The Arabist

The Arabist

By Issandr El Amrani and friends.

Fighting corruption, recent history

Freedom House, a US lobbying group/think tank, offers an assessment of accountability, civil liberties, rule of law and corruption in Egypt as part of their 'Countries at the Crossroads' report. The report contains a summary of some of the developments in the four areas until September 2004.
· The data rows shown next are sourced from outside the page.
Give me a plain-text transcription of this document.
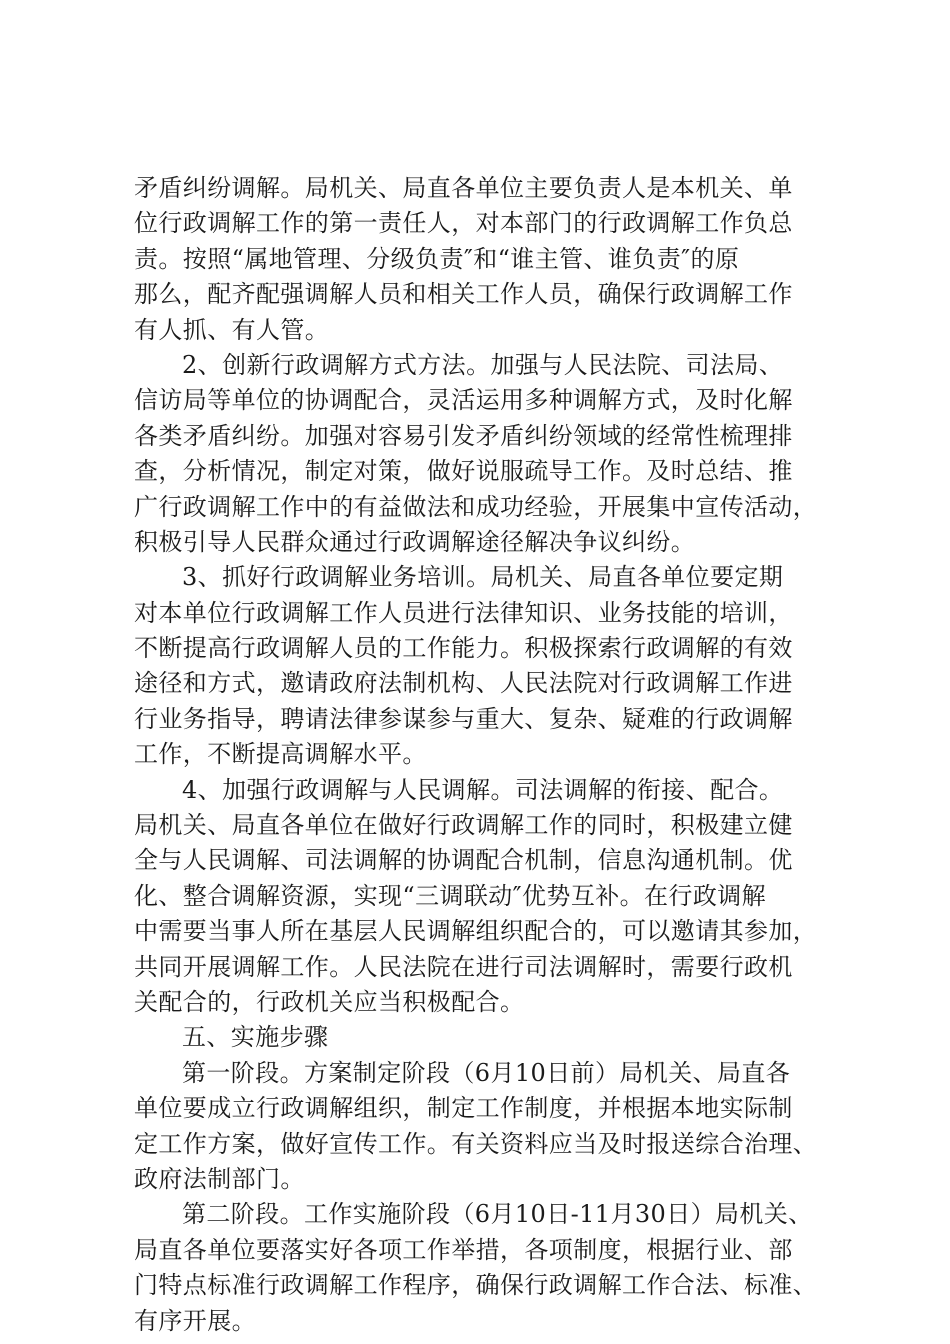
矛盾纠纷调解。局机关、局直各单位主要负责人是本机关、单
位行政调解工作的第一责任人，对本部门的行政调解工作负总
责。按照“属地管理、分级负责″和“谁主管、谁负责″的原
那么，配齐配强调解人员和相关工作人员，确保行政调解工作
有人抓、有人管。
2、创新行政调解方式方法。加强与人民法院、司法局、
信访局等单位的协调配合，灵活运用多种调解方式，及时化解
各类矛盾纠纷。加强对容易引发矛盾纠纷领域的经常性梳理排
查，分析情况，制定对策，做好说服疏导工作。及时总结、推
广行政调解工作中的有益做法和成功经验，开展集中宣传活动，
积极引导人民群众通过行政调解途径解决争议纠纷。
3、抓好行政调解业务培训。局机关、局直各单位要定期
对本单位行政调解工作人员进行法律知识、业务技能的培训，
不断提高行政调解人员的工作能力。积极探索行政调解的有效
途径和方式，邀请政府法制机构、人民法院对行政调解工作进
行业务指导，聘请法律参谋参与重大、复杂、疑难的行政调解
工作，不断提高调解水平。
4、加强行政调解与人民调解。司法调解的衔接、配合。
局机关、局直各单位在做好行政调解工作的同时，积极建立健
全与人民调解、司法调解的协调配合机制，信息沟通机制。优
化、整合调解资源，实现“三调联动″优势互补。在行政调解
中需要当事人所在基层人民调解组织配合的，可以邀请其参加，
共同开展调解工作。人民法院在进行司法调解时，需要行政机
关配合的，行政机关应当积极配合。
五、实施步骤
第一阶段。方案制定阶段（6月10日前）局机关、局直各
单位要成立行政调解组织，制定工作制度，并根据本地实际制
定工作方案，做好宣传工作。有关资料应当及时报送综合治理、
政府法制部门。
第二阶段。工作实施阶段（6月10日-11月30日）局机关、
局直各单位要落实好各项工作举措，各项制度，根据行业、部
门特点标准行政调解工作程序，确保行政调解工作合法、标准、
有序开展。
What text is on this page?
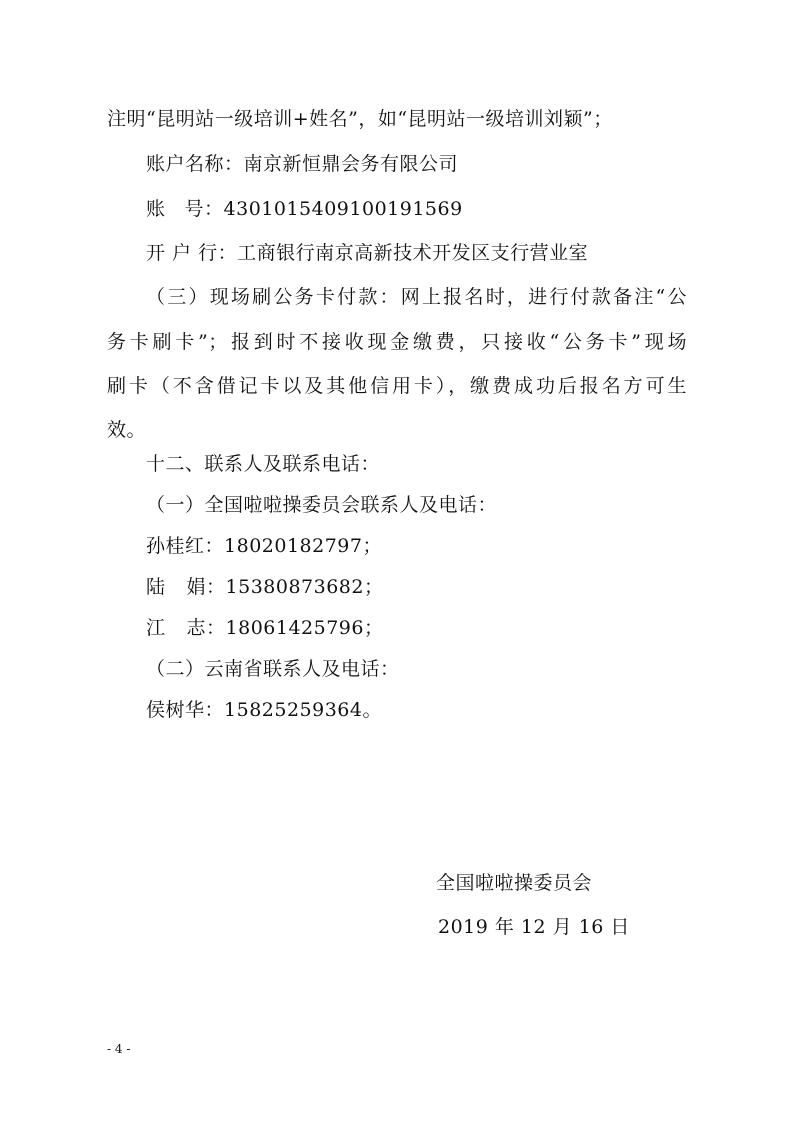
注明“昆明站一级培训+姓名”，如“昆明站一级培训刘颖”；
账户名称：南京新恒鼎会务有限公司
账号：4301015409100191569
开 户 行：工商银行南京高新技术开发区支行营业室
（三）现场刷公务卡付款：网上报名时，进行付款备注“公
务卡刷卡”；报到时不接收现金缴费，只接收“公务卡”现场
刷卡（不含借记卡以及其他信用卡），缴费成功后报名方可生
效。
十二、联系人及联系电话：
（一）全国啦啦操委员会联系人及电话：
孙桂红：18020182797；
陆娟：15380873682；
江志：18061425796；
（二）云南省联系人及电话：
侯树华：15825259364。
全国啦啦操委员会
2019 年 12 月 16 日
- 4 -
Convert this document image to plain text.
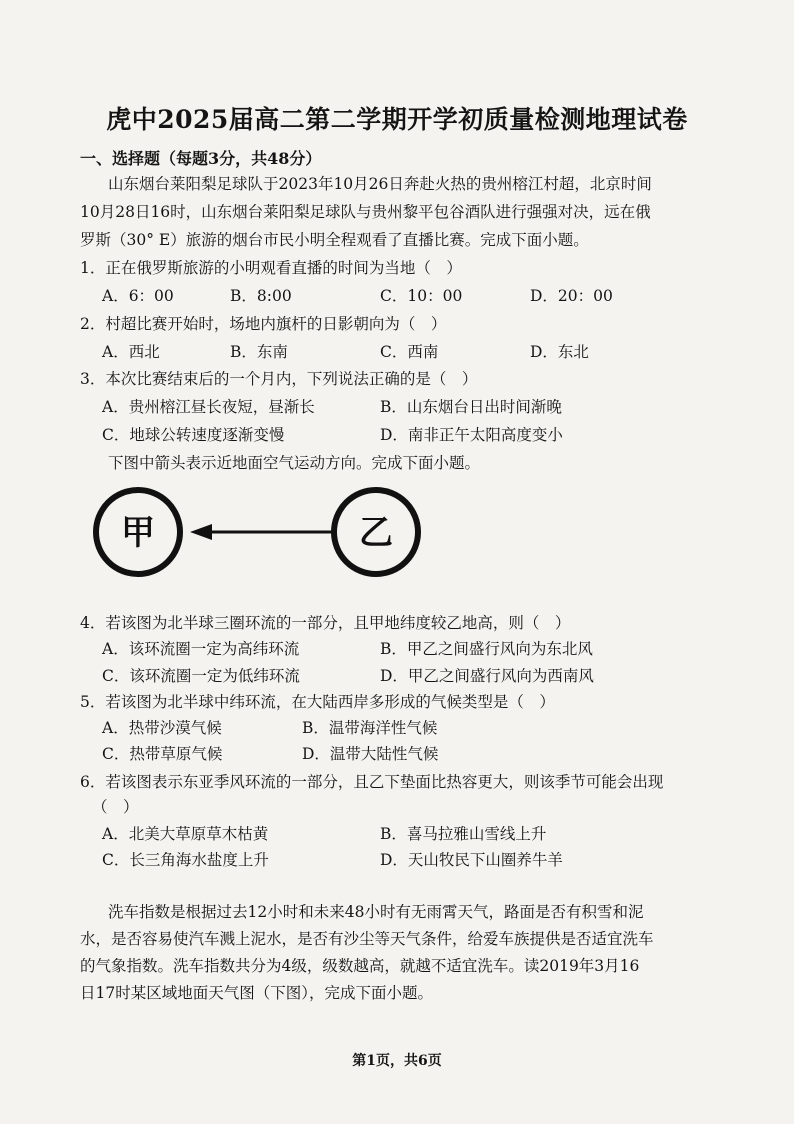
虎中2025届高二第二学期开学初质量检测地理试卷
一、选择题（每题3分，共48分）
山东烟台莱阳梨足球队于2023年10月26日奔赴火热的贵州榕江村超，北京时间
10月28日16时，山东烟台莱阳梨足球队与贵州黎平包谷酒队进行强强对决，远在俄
罗斯（30° E）旅游的烟台市民小明全程观看了直播比赛。完成下面小题。
1．正在俄罗斯旅游的小明观看直播的时间为当地（　）
A．6：00	B．8:00	C．10：00	D．20：00
2．村超比赛开始时，场地内旗杆的日影朝向为（　）
A．西北	B．东南	C．西南	D．东北
3．本次比赛结束后的一个月内，下列说法正确的是（　）
A．贵州榕江昼长夜短，昼渐长	B．山东烟台日出时间渐晚
C．地球公转速度逐渐变慢	D．南非正午太阳高度变小
下图中箭头表示近地面空气运动方向。完成下面小题。
甲	乙
4．若该图为北半球三圈环流的一部分，且甲地纬度较乙地高，则（　）
A．该环流圈一定为高纬环流	B．甲乙之间盛行风向为东北风
C．该环流圈一定为低纬环流	D．甲乙之间盛行风向为西南风
5．若该图为北半球中纬环流，在大陆西岸多形成的气候类型是（　）
A．热带沙漠气候	B．温带海洋性气候
C．热带草原气候	D．温带大陆性气候
6．若该图表示东亚季风环流的一部分，且乙下垫面比热容更大，则该季节可能会出现
（　）
A．北美大草原草木枯黄	B．喜马拉雅山雪线上升
C．长三角海水盐度上升	D．天山牧民下山圈养牛羊
洗车指数是根据过去12小时和未来48小时有无雨霄天气，路面是否有积雪和泥
水，是否容易使汽车溅上泥水，是否有沙尘等天气条件，给爱车族提供是否适宜洗车
的气象指数。洗车指数共分为4级，级数越高，就越不适宜洗车。读2019年3月16
日17时某区域地面天气图（下图），完成下面小题。
第1页，共6页
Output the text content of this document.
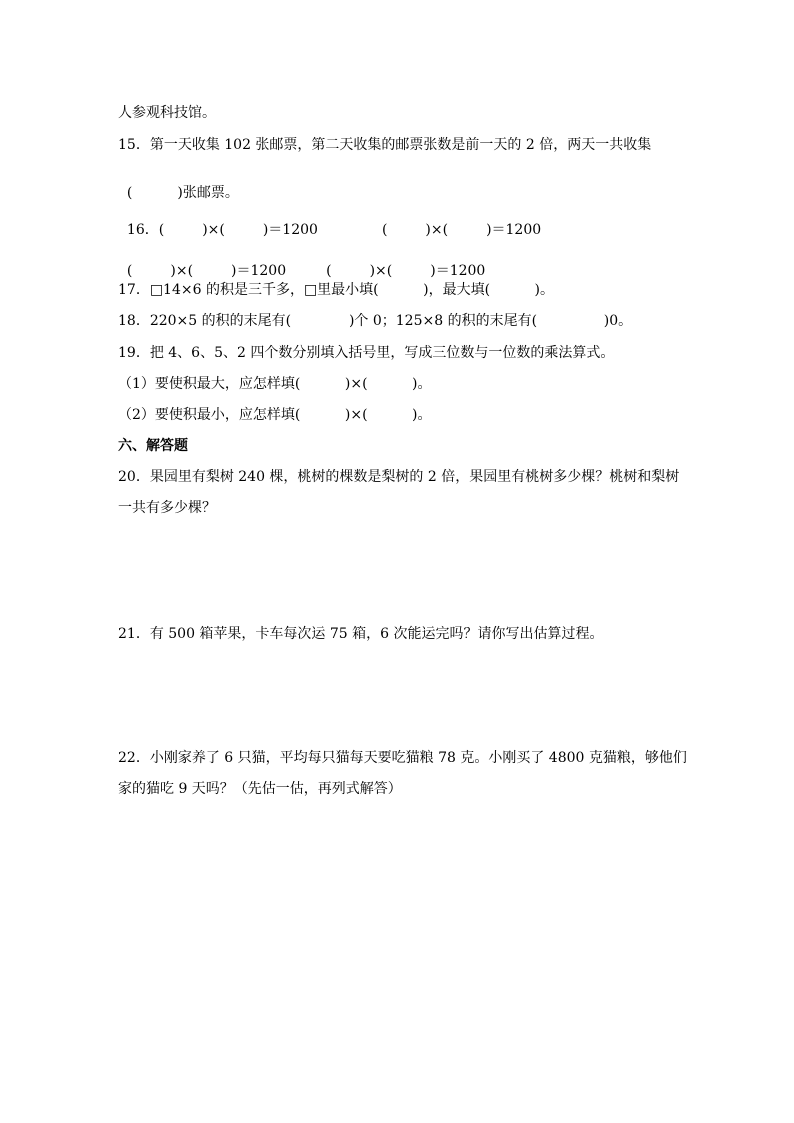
人参观科技馆。
15．第一天收集 102 张邮票，第二天收集的邮票张数是前一天的 2 倍，两天一共收集

(	)张邮票。

16．(	)×(	)＝1200	(	)×(	)＝1200

(	)×(	)＝1200	(	)×(	)＝1200

17．□14×6 的积是三千多，□里最小填(          )，最大填(          )。
18．220×5 的积的末尾有(             )个 0；125×8 的积的末尾有(               )0。
19．把 4、6、5、2 四个数分别填入括号里，写成三位数与一位数的乘法算式。
（1）要使积最大，应怎样填(          )×(          )。
（2）要使积最小，应怎样填(          )×(          )。
六、解答题
20．果园里有梨树 240 棵，桃树的棵数是梨树的 2 倍，果园里有桃树多少棵？桃树和梨树
一共有多少棵？
21．有 500 箱苹果，卡车每次运 75 箱，6 次能运完吗？请你写出估算过程。
22．小刚家养了 6 只猫，平均每只猫每天要吃猫粮 78 克。小刚买了 4800 克猫粮，够他们
家的猫吃 9 天吗？（先估一估，再列式解答）
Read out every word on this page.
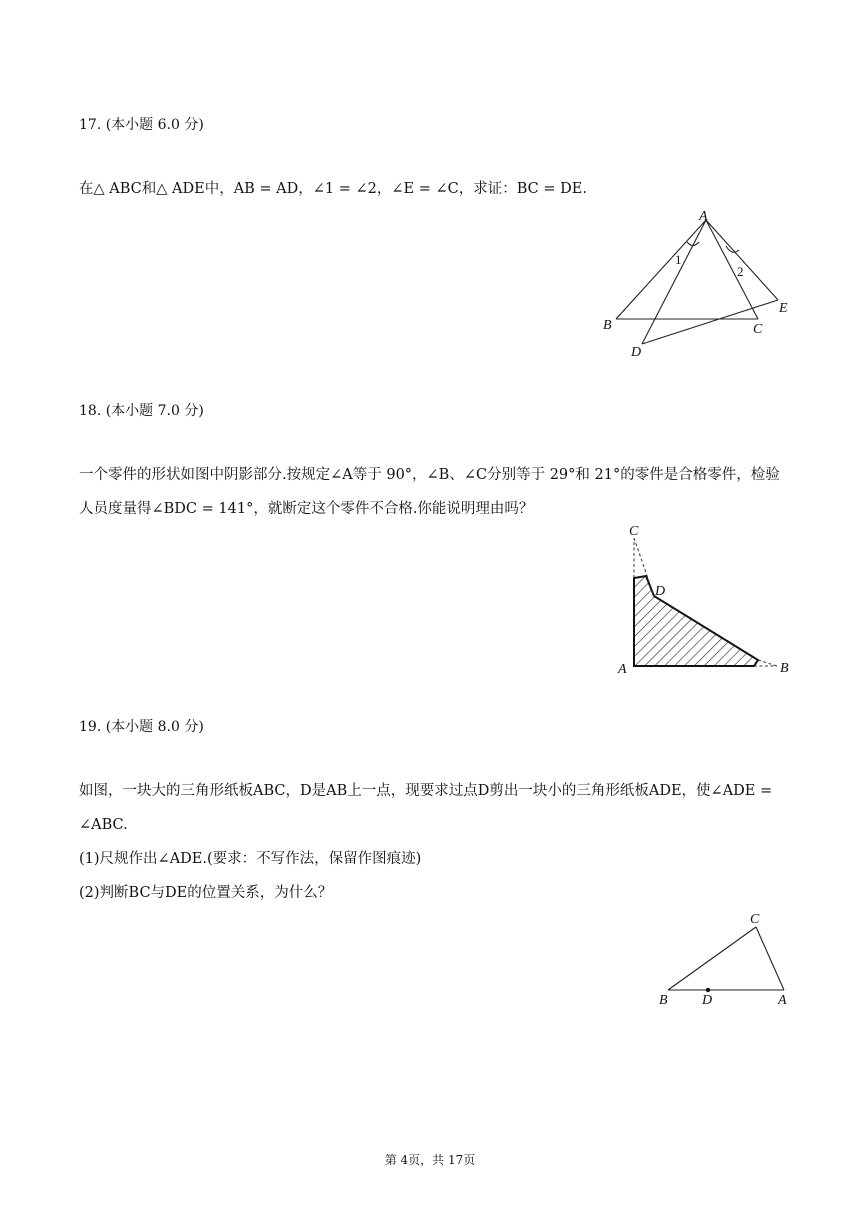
17. (本小题 6.0 分)
在△ ABC和△ ADE中，AB = AD，∠1 = ∠2，∠E = ∠C，求证：BC = DE.
A
B	C
D
E
1
2
18. (本小题 7.0 分)
一个零件的形状如图中阴影部分.按规定∠A等于 90°，∠B、∠C分别等于 29°和 21°的零件是合格零件，检验
人员度量得∠BDC = 141°，就断定这个零件不合格.你能说明理由吗？
C
D
A	B
19. (本小题 8.0 分)
如图，一块大的三角形纸板ABC，D是AB上一点，现要求过点D剪出一块小的三角形纸板ADE，使∠ADE =
∠ABC.
(1)尺规作出∠ADE.(要求：不写作法，保留作图痕迹)
(2)判断BC与DE的位置关系，为什么？
C
B D	A
第 4页，共 17页
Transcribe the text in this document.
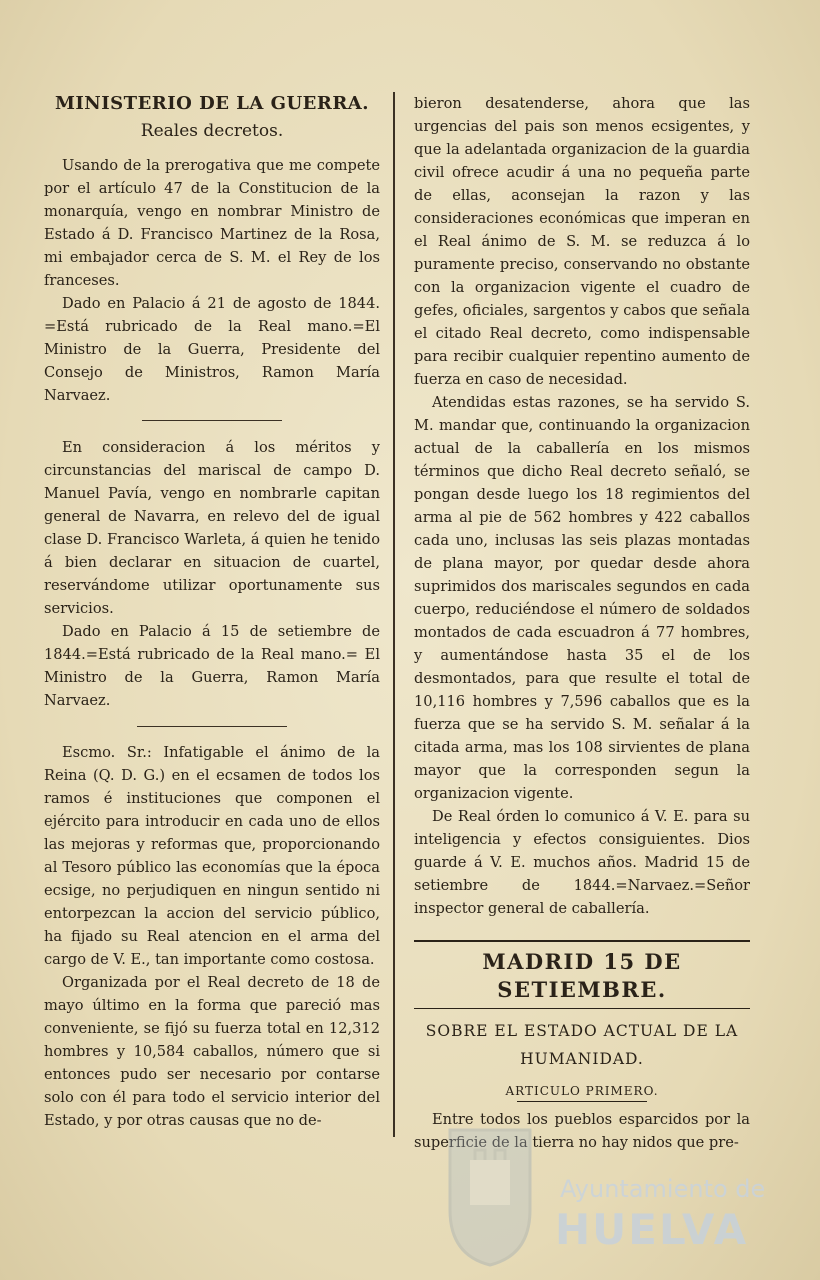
MINISTERIO DE LA GUERRA.
Reales decretos.

Usando de la prerogativa que me compete por el artículo 47 de la Constitucion de la monarquía, vengo en nombrar Ministro de Estado á D. Francisco Martinez de la Rosa, mi embajador cerca de S. M. el Rey de los franceses.

Dado en Palacio á 21 de agosto de 1844. =Está rubricado de la Real mano.=El Ministro de la Guerra, Presidente del Consejo de Ministros, Ramon María Narvaez.

En consideracion á los méritos y circunstancias del mariscal de campo D. Manuel Pavía, vengo en nombrarle capitan general de Navarra, en relevo del de igual clase D. Francisco Warleta, á quien he tenido á bien declarar en situacion de cuartel, reservándome utilizar oportunamente sus servicios.

Dado en Palacio á 15 de setiembre de 1844.=Está rubricado de la Real mano.= El Ministro de la Guerra, Ramon María Narvaez.

Escmo. Sr.: Infatigable el ánimo de la Reina (Q. D. G.) en el ecsamen de todos los ramos é instituciones que componen el ejército para introducir en cada uno de ellos las mejoras y reformas que, proporcionando al Tesoro público las economías que la época ecsige, no perjudiquen en ningun sentido ni entorpezcan la accion del servicio público, ha fijado su Real atencion en el arma del cargo de V. E., tan importante como costosa.

Organizada por el Real decreto de 18 de mayo último en la forma que pareció mas conveniente, se fijó su fuerza total en 12,312 hombres y 10,584 caballos, número que si entonces pudo ser necesario por contarse solo con él para todo el servicio interior del Estado, y por otras causas que no de-

bieron desatenderse, ahora que las urgencias del pais son menos ecsigentes, y que la adelantada organizacion de la guardia civil ofrece acudir á una no pequeña parte de ellas, aconsejan la razon y las consideraciones económicas que imperan en el Real ánimo de S. M. se reduzca á lo puramente preciso, conservando no obstante con la organizacion vigente el cuadro de gefes, oficiales, sargentos y cabos que señala el citado Real decreto, como indispensable para recibir cualquier repentino aumento de fuerza en caso de necesidad.

Atendidas estas razones, se ha servido S. M. mandar que, continuando la organizacion actual de la caballería en los mismos términos que dicho Real decreto señaló, se pongan desde luego los 18 regimientos del arma al pie de 562 hombres y 422 caballos cada uno, inclusas las seis plazas montadas de plana mayor, por quedar desde ahora suprimidos dos mariscales segundos en cada cuerpo, reduciéndose el número de soldados montados de cada escuadron á 77 hombres, y aumentándose hasta 35 el de los desmontados, para que resulte el total de 10,116 hombres y 7,596 caballos que es la fuerza que se ha servido S. M. señalar á la citada arma, mas los 108 sirvientes de plana mayor que la corresponden segun la organizacion vigente.

De Real órden lo comunico á V. E. para su inteligencia y efectos consiguientes. Dios guarde á V. E. muchos años. Madrid 15 de setiembre de 1844.=Narvaez.=Señor inspector general de caballería.

MADRID 15 DE SETIEMBRE.
SOBRE EL ESTADO ACTUAL DE LA
HUMANIDAD.
ARTICULO PRIMERO.

Entre todos los pueblos esparcidos por la superficie de la tierra no hay nidos que pre-

Ayuntamiento de
HUELVA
For me, the report raised two questions. Discussing recent anti-corruption efforts, it points out that

The campaign’s
near-total focus on senior officials in President Mubarak’s NDP has been
concurrent with the political rise of his son, leading to speculation that
the crackdown is simply clearing a path for an increasing public role for
Gamal....



Egypt has a number of agencies that could, if properly empowered
by the president, promote transparency and fight corruption. A central
auditing agency, working out of the prime minister’s office, is engaged
in privatization of government assets and strives for financial transparency.
42 The Administrative Control Authority is Egypt’s primary
anticorruption watchdog,43 although it does not have jurisdiction to
investigate accusations of corruption against certain categories of state
employees. All of these agencies are directly tied to the executive branch
and thus the presidency; therefore, reform (with public accountability
and transparency as part of that overall agenda) is only possible if the
president wants it.



Given the rumoured shake-out in the state-owned media, should we assume that the patronage networks at al-Ahram and al-Gomhouriyya will simply be replaced by new patronage networks headed by cronies loyal to the new generation of rulers rather than to the septuagenarian leadership? Or have the rules of the media in the Arab world changed so much - as Brian Whittaker suggested in his Guardian column a few days ago - that state media empires of the kind so useful to Safwat Sherif and his clients are a thing of the past?

A second question comes from the report's mention of a period of parliamentary diversity in Egypt after the 1987 elections, when independent and opposition MPs held 30% of the seats in parliament (the NDP has since taken firm control of parliament). Was this parliamentary diversity reflected in the broader political environment? Was the executive ever questioned or tested by parliament in this period? And how and why did Mubarak allow this diversity to come about? I'd be grateful if anyone can shed light on this.